Spot the difference: Are all Cloud Video Services the same?

Ian Carter, Managing Director, Videonations, takes a close look and compares two leading cloud video conferencing services.


Ian Carter, MD Videonations

I’m often asked what the differences are between one video cloud service and another. After all, at first glance, they can seem very similar. For this reason, I’ve decided to look at and compare two market leaders: StarLeaf and Blue Jeans.

Similarities – It’s not all apples to apples.

Both StarLeaf and Blue Jeans have created their own cloud-based infrastructure for voice and video conferencing. The two services have a lot of features in common:

  • Support for standard SIP and H.323 voice and video devices
  • A dial in number for PSTN participants (toll free in the US)
  • A web portal for scheduling meetings
  • Meeting invites with calendar integration
  • Ability for users to join by clicking on a link
  • Integration with Microsoft Lync
  • Support for large conferences
  • HD video
  • Unlimited conferencing with annual licenses

The value of such a service is that customers have a scalable conferencing solution, which does not require the purchase of expensive infrastructure, and removes all the management costs associated with running such infrastructure. It also gives them the ability to mix their existing H.323 based devices with desktop unified communications solutions, such as Microsoft Lync.

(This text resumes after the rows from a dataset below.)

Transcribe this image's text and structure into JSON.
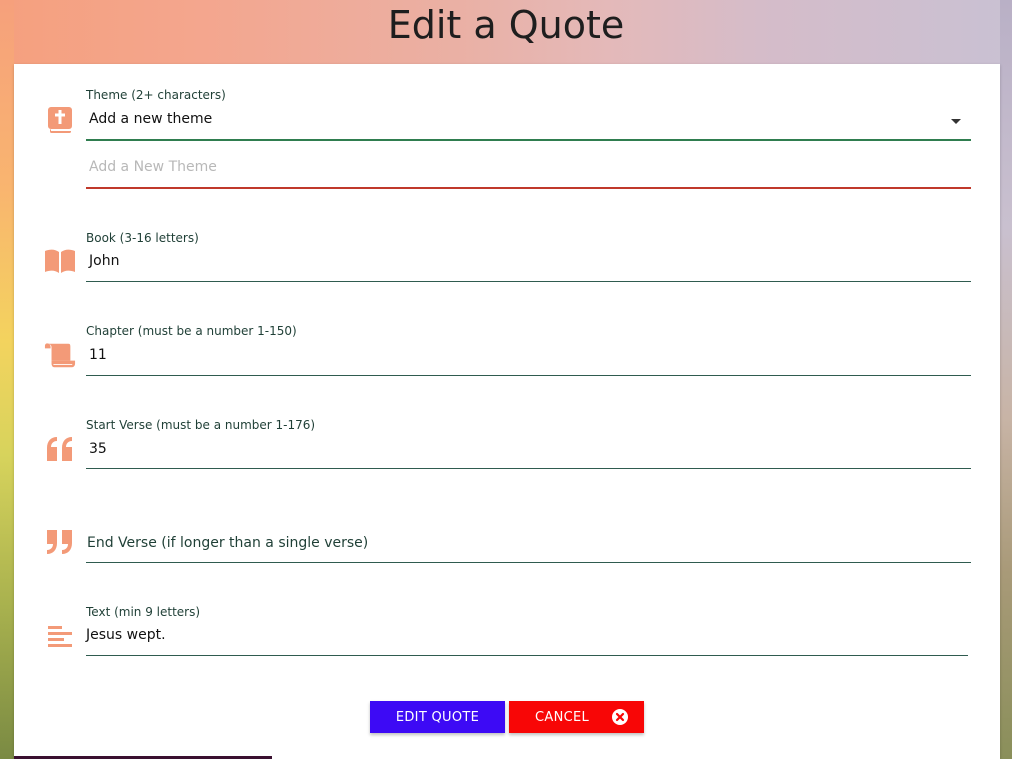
{
  "page": {
    "title": "Edit a Quote"
  },
  "form": {
    "theme": {
      "label": "Theme (2+ characters)",
      "selected": "Add a new theme",
      "new_theme_placeholder": "Add a New Theme",
      "icon": "bible-icon"
    },
    "book": {
      "label": "Book (3-16 letters)",
      "value": "John",
      "icon": "open-book-icon"
    },
    "chapter": {
      "label": "Chapter (must be a number 1-150)",
      "value": "11",
      "icon": "scroll-icon"
    },
    "start_verse": {
      "label": "Start Verse (must be a number 1-176)",
      "value": "35",
      "icon": "quote-left-icon"
    },
    "end_verse": {
      "label": "End Verse (if longer than a single verse)",
      "value": "",
      "icon": "quote-right-icon"
    },
    "text": {
      "label": "Text (min 9 letters)",
      "value": "Jesus wept.",
      "icon": "align-left-icon"
    }
  },
  "buttons": {
    "edit_label": "EDIT QUOTE",
    "cancel_label": "CANCEL",
    "cancel_icon": "times-circle-icon"
  },
  "colors": {
    "icon": "#f39a78",
    "underline": "#2f5b4f",
    "theme_underline_active": "#2f7d4f",
    "new_theme_underline_invalid": "#c0392b",
    "edit_button": "#3d0af5",
    "cancel_button": "#f80606"
  }
}
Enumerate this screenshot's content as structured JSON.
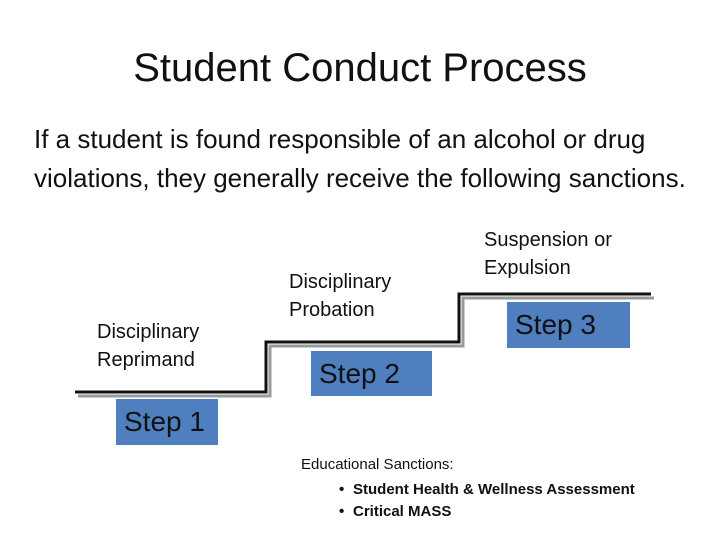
{
  "title": "Student Conduct Process",
  "intro": "If a student is found responsible of an alcohol or drug violations, they generally receive the following sanctions.",
  "steps": [
    {
      "label_line1": "Disciplinary",
      "label_line2": "Reprimand",
      "box": "Step 1"
    },
    {
      "label_line1": "Disciplinary",
      "label_line2": "Probation",
      "box": "Step 2"
    },
    {
      "label_line1": "Suspension or",
      "label_line2": "Expulsion",
      "box": "Step 3"
    }
  ],
  "educational": {
    "title": "Educational Sanctions:",
    "bullet": "•",
    "items": [
      "Student Health & Wellness Assessment",
      "Critical MASS"
    ]
  },
  "colors": {
    "step_box": "#4f7fbf",
    "text": "#111111",
    "background": "#ffffff"
  }
}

Starleaf Cloud Video Conferencing Videonations

Differences – It’s more like apples and pears

The principal differentiating factors of the StarLeaf solution over Blue Jeans, are that StarLeaf also offers a range of both software and hardware video endpoints, and that these can be used for point-to-point calling without using up one of the paid-for multipoint conferences.

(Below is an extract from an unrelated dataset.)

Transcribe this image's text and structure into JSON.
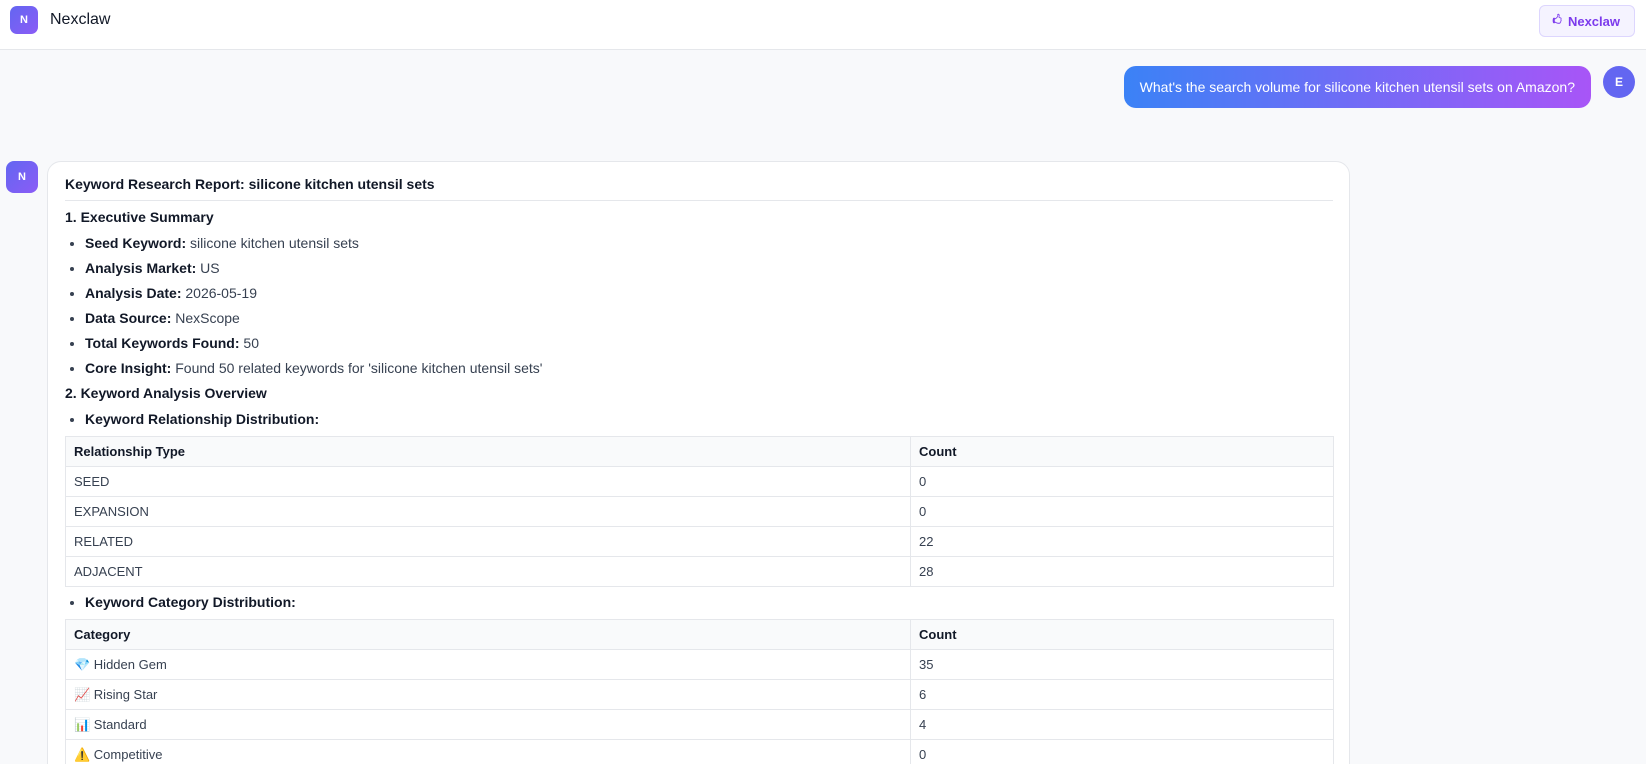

  • Point-to-point calling With StarLeaf, users benefit from unlimited point-to-point video calling, which does not use a paid-for conference license. Point-to-point calling is ad hoc and does not require scheduling; users do not have to wait for participants to read emails or confirm availability. Endpoints can be used to call another StarLeaf device or any Cisco, Polycom, LifeSize, H.323 or SIP device. Indeed, a StarLeaf endpoint can be used to dial into a Blue Jeans meeting. When someone calls a StarLeaf hardware or software endpoint, that device rings. If a user has multiple devices, such as a software client and a hardware endpoint, they all ring.

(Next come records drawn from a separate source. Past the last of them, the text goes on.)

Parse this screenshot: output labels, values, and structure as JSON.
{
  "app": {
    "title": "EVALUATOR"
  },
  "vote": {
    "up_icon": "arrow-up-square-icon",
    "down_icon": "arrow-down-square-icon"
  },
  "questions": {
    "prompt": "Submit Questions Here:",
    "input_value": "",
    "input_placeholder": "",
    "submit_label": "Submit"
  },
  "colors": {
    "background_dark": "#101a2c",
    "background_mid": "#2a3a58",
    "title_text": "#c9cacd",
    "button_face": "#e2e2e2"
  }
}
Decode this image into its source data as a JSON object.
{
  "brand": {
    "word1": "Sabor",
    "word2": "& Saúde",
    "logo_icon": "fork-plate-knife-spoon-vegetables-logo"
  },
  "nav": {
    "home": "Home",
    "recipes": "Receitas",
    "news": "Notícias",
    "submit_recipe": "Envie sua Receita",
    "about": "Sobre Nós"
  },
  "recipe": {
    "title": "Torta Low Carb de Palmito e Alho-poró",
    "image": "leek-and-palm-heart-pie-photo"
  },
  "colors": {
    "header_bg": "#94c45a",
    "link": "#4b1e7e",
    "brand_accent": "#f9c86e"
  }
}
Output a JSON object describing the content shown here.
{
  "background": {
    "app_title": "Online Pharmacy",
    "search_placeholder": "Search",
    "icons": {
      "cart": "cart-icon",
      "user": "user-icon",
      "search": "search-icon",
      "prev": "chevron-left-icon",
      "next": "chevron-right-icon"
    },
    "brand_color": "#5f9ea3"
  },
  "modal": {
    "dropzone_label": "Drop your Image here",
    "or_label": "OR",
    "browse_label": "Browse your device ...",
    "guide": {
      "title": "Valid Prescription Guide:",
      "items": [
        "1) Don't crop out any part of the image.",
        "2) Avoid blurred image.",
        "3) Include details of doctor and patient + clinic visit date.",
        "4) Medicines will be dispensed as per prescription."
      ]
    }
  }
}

At Videonations our experience and indeed statistics show that users who can make both point-to-point calls and conferences typically make five times more point-to-point calls than conference calls. Point-to-point calling vastly increases the use and benefits of video collaboration in an organization, and therefore increases the value of the investment that organization has made in its video conferencing solution.

  • Hardware endpoints StarLeaf hardware endpoints are dedicated appliances that can be used in meeting rooms, or on desktops, whereas Blue Jeans is a service and requires its customers to purchase a video endpoint from one of the traditional vendors. The advantage of using StarLeaf hardware endpoints with the StarLeaf conferencing service is the tight integration between the endpoint and the scheduled meetings. The meeting rooms are easily selected when the meeting is scheduled, and the schedule is displayed on the screen in the meeting room. As the meeting approaches, a speed dial key on the endpoint touch panel indicates a countdown to the meeting, and can simply be pressed once to join the meeting.
  • Software endpoints StarLeaf software endpoints are available for Macs, PCs, iPads and Android. These offer the same easy-to-use interface as the hardware appliances and they are available free of charge to all StarLeaf customers. They have the same speed dial to join a conference and the also have a link which brings the user directly to the “My Conferences” page of the StarLeaf web portal.
  • Ad hoc conferences During a point-to-point call, StarLeaf users can easily add more participants to the call making an ad hoc multiparty call. To do this, users simply use the ‘create a conference’ controls on the StarLeaf endpoint user interface. Again, there is no need to hang up and dial into a scheduled meeting. This allows users to communicate and collaborate when they need to rather than having to wait around.
  • H.323 registrations For users who have existing H.323 equipment, which is installed behind a firewall, the StarLeaf cloud allows this equipment to be registered with the StarLeaf cloud, which acts as an H.323 based gatekeeper, supporting H.460 enabling the endpoints to securely traverse through the firewall rather than being placed outside the firewall where they are vulnerable to attack.
  • Shared resources The StarLeaf pricing model allows an organization to purchase the number of conference licenses that they require to support the maximum number of conferences they will have running at the same time. Every StarLeaf user is entitled to schedule conferences. In this way, all of the StarLeaf conference licenses are in a pool and are shared by all the users. In the Blue Jeans model, each user who wants to schedule a meeting must have their own conference license.
  • Go-to-market strategy Blue Jeans’ go to market mixes both the indirect reseller model with direct customer acquisition. This conflicting approach can cause confusion for both partners and more importantly the end customer. StarLeaf does not mix up its approach to customers. Videonations is an approved partner and is well placed to ensure that our StarLeaf customers receive the value added service they need and deserve, allowing us to deliver the right level of integration, training and support services.